As a nation, we must work closely and together to eradicate illiteracy. I am afraid that poverty is all around us.
I am also aware that a lot of people cite poverty as a reason for not sending their children to school, but help can be sought and rendered. We hope to bridge that gap as much as possible.
How do you sort out children who are in urgent need?
Identifying children who really need help is quite easy, the difficult aspect is making sure that parents keep their own side of the bargain by supporting and encouraging them to go school when we set them on the right path.
Funding is also a challenge. We implore people who have the means, or come from similar backgrounds and have become successful, to join us.
Lastly, Nigeria is a big country. Most of the children who need help are in rural areas. Some of these areas do not even have electricity or access roads.

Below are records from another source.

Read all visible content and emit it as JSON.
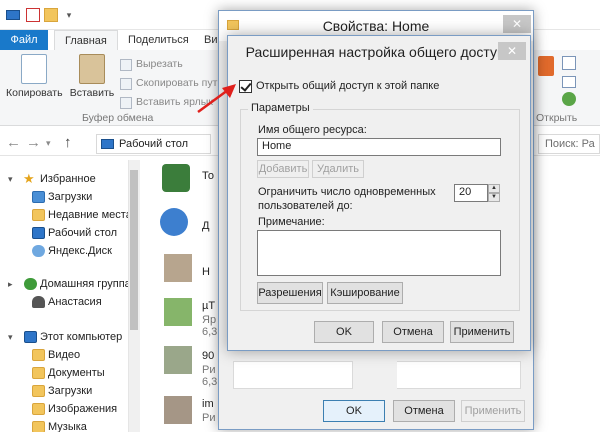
{
  "explorer": {
    "tabs": {
      "file": "Файл",
      "home": "Главная",
      "share": "Поделиться",
      "view_partial": "Ви"
    },
    "ribbon": {
      "copy": "Копировать",
      "paste": "Вставить",
      "cut": "Вырезать",
      "copy_path": "Скопировать путь",
      "paste_shortcut": "Вставить ярлык",
      "clipboard_group": "Буфер обмена",
      "open_group_partial": "Открыть"
    },
    "address": "Рабочий стол",
    "search_placeholder": "Поиск: Ра",
    "nav": {
      "favorites": "Избранное",
      "downloads": "Загрузки",
      "recent": "Недавние места",
      "desktop": "Рабочий стол",
      "yandex_disk": "Яндекс.Диск",
      "homegroup": "Домашняя группа",
      "user": "Анастасия",
      "this_pc": "Этот компьютер",
      "videos": "Видео",
      "documents": "Документы",
      "pc_downloads": "Загрузки",
      "pictures": "Изображения",
      "music": "Музыка"
    },
    "files": [
      {
        "name": "То"
      },
      {
        "name": "Д"
      },
      {
        "name": "Н"
      },
      {
        "name": "µT",
        "sub": "Яр"
      },
      {
        "name": "90",
        "sub": "Ри"
      },
      {
        "name": "im",
        "sub": "Ри"
      }
    ],
    "file_subs": {
      "f3": "6,3",
      "f5": "6,3"
    }
  },
  "properties_dialog": {
    "title": "Свойства: Home",
    "close": "✕",
    "ok": "OK",
    "cancel": "Отмена",
    "apply": "Применить"
  },
  "advanced_sharing": {
    "title": "Расширенная настройка общего доступа",
    "close": "✕",
    "share_checkbox": {
      "label": "Открыть общий доступ к этой папке",
      "checked": true
    },
    "params_legend": "Параметры",
    "share_name_label": "Имя общего ресурса:",
    "share_name_value": "Home",
    "add": "Добавить",
    "remove": "Удалить",
    "limit_label_1": "Ограничить число одновременных",
    "limit_label_2": "пользователей до:",
    "limit_value": "20",
    "note_label": "Примечание:",
    "note_value": "",
    "permissions": "Разрешения",
    "caching": "Кэширование",
    "ok": "OK",
    "cancel": "Отмена",
    "apply": "Применить"
  },
  "colors": {
    "accent": "#1979ca",
    "arrow": "#e0201c",
    "dialog_bg": "#f0f0f0"
  }
}
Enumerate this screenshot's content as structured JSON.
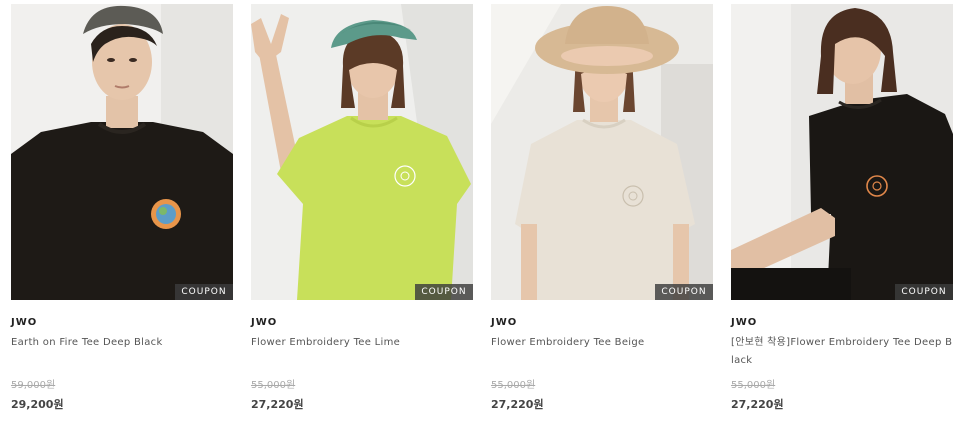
{
  "products": [
    {
      "brand": "JWO",
      "name": "Earth on Fire Tee Deep Black",
      "original_price": "59,000원",
      "sale_price": "29,200원",
      "coupon_label": "COUPON",
      "shirt_color": "#1e1a16",
      "background_color": "#f1f0ee"
    },
    {
      "brand": "JWO",
      "name": "Flower Embroidery Tee Lime",
      "original_price": "55,000원",
      "sale_price": "27,220원",
      "coupon_label": "COUPON",
      "shirt_color": "#c8e05a",
      "background_color": "#efefed"
    },
    {
      "brand": "JWO",
      "name": "Flower Embroidery Tee Beige",
      "original_price": "55,000원",
      "sale_price": "27,220원",
      "coupon_label": "COUPON",
      "shirt_color": "#e8e1d6",
      "background_color": "#ecebe8"
    },
    {
      "brand": "JWO",
      "name": "[안보현 착용]Flower Embroidery Tee Deep Black",
      "original_price": "55,000원",
      "sale_price": "27,220원",
      "coupon_label": "COUPON",
      "shirt_color": "#1a1714",
      "background_color": "#e9e8e6"
    }
  ]
}
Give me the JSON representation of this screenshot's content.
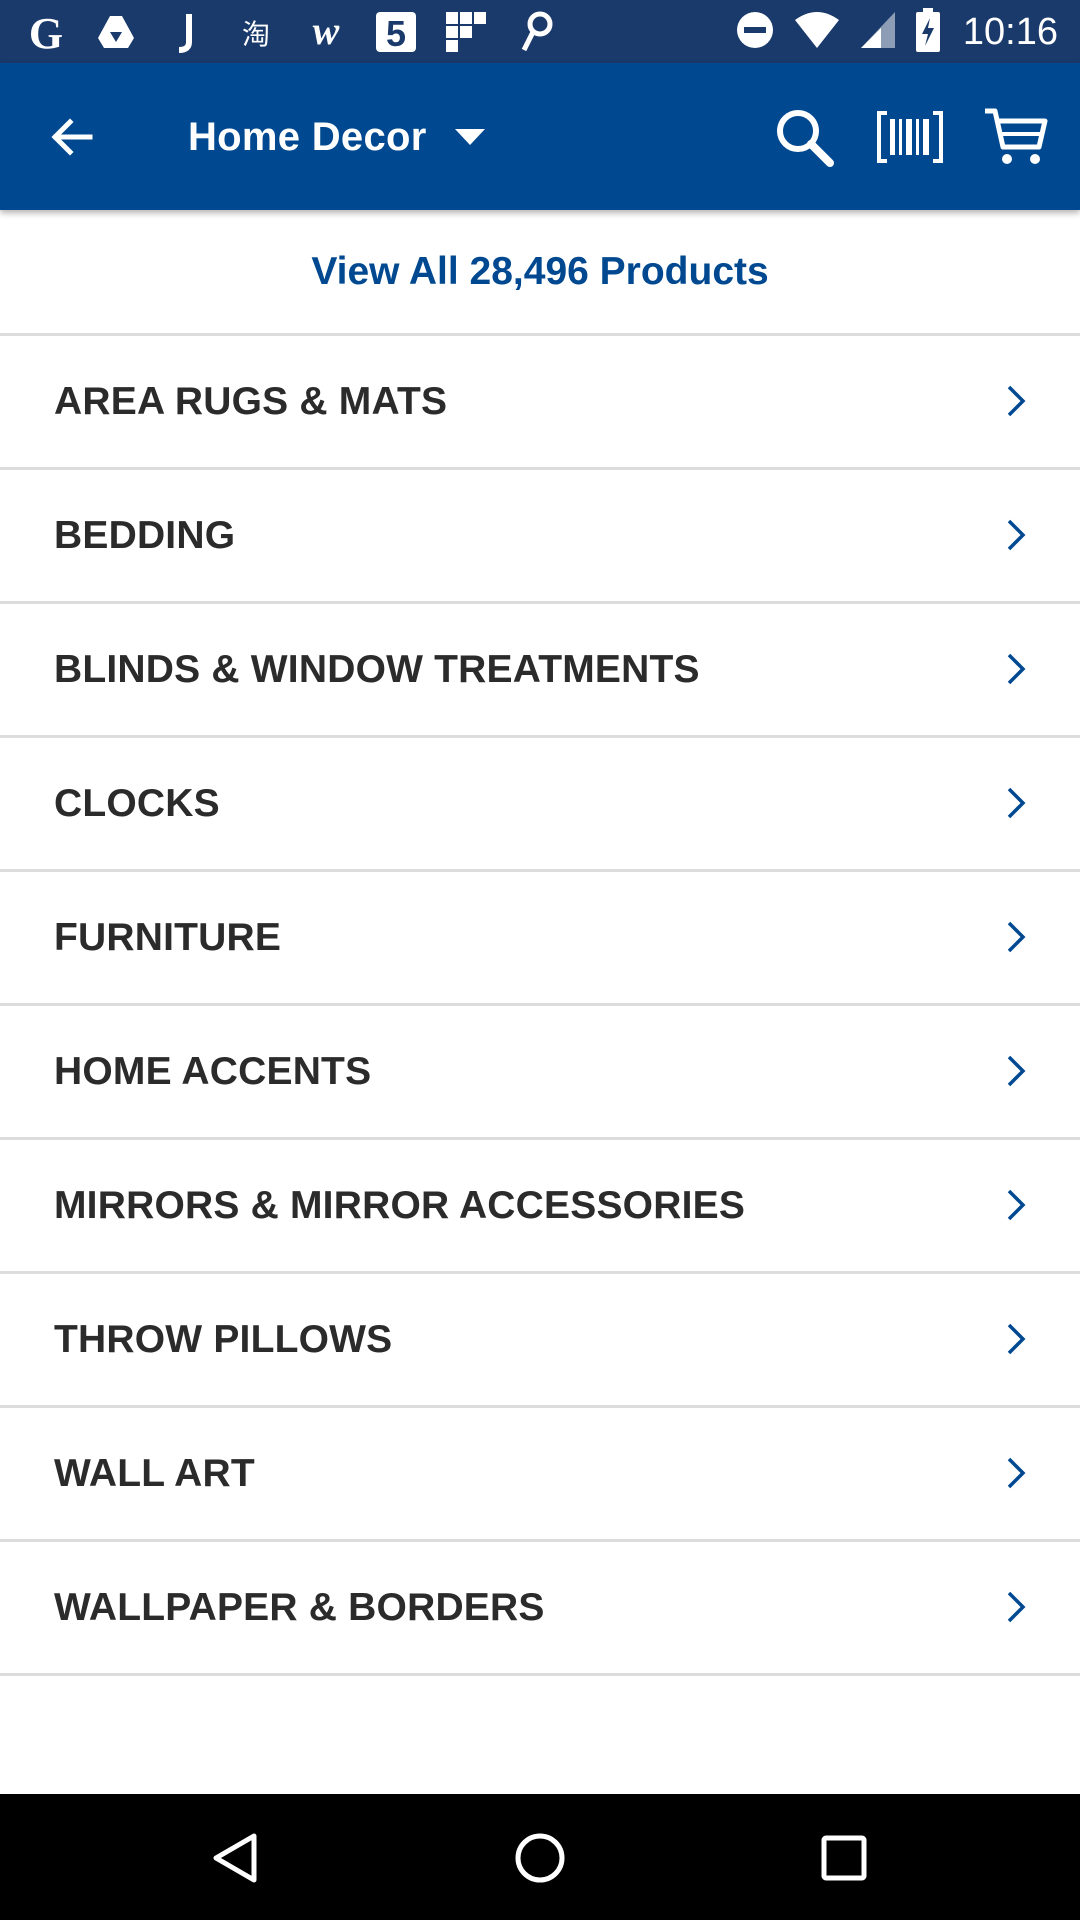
{
  "status_bar": {
    "time": "10:16",
    "notification_icons": [
      "google-icon",
      "drive-icon",
      "j-app-icon",
      "taobao-icon",
      "w-app-icon",
      "five-app-icon",
      "grid-app-icon",
      "pinterest-icon"
    ],
    "system_icons": [
      "do-not-disturb-icon",
      "wifi-icon",
      "cell-signal-icon",
      "battery-charging-icon"
    ]
  },
  "app_bar": {
    "title": "Home Decor",
    "background_color": "#004990",
    "icons": [
      "back-arrow-icon",
      "dropdown-caret-icon",
      "search-icon",
      "barcode-scanner-icon",
      "cart-icon"
    ]
  },
  "view_all": {
    "label": "View All 28,496 Products",
    "color": "#004990"
  },
  "categories": [
    {
      "label": "AREA RUGS & MATS"
    },
    {
      "label": "BEDDING"
    },
    {
      "label": "BLINDS & WINDOW TREATMENTS"
    },
    {
      "label": "CLOCKS"
    },
    {
      "label": "FURNITURE"
    },
    {
      "label": "HOME ACCENTS"
    },
    {
      "label": "MIRRORS & MIRROR ACCESSORIES"
    },
    {
      "label": "THROW PILLOWS"
    },
    {
      "label": "WALL ART"
    },
    {
      "label": "WALLPAPER & BORDERS"
    }
  ],
  "nav_bar": {
    "icons": [
      "nav-back-icon",
      "nav-home-icon",
      "nav-recents-icon"
    ]
  }
}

Nonetheless, we are poised to reach out. Thats why we say there is no hiding place for the African child.
Could you give an insight into your recent projects?
I have recently toured four states randomly. In these states, we identified pupils who were struggling more than others, and have offered scholarship to some pupils.
We hope to increase the number of states where children have been given scholarships under the Goldfish Initiative umbrella and would start up a “recommend a child per scheme.”
This is going to be a major project across the 36 states, including the Federal Capital Territory. We also want the federal government, through the Ministry of Education, to invest more in our public schools.
Some of these schools are death traps and are in appalling conditions. We hope that, through the help of the federal and state governments, we can work closely in making a difference, by their support and the support of good citizens, to help reform some of the learning environments through volunteering and sponsorships.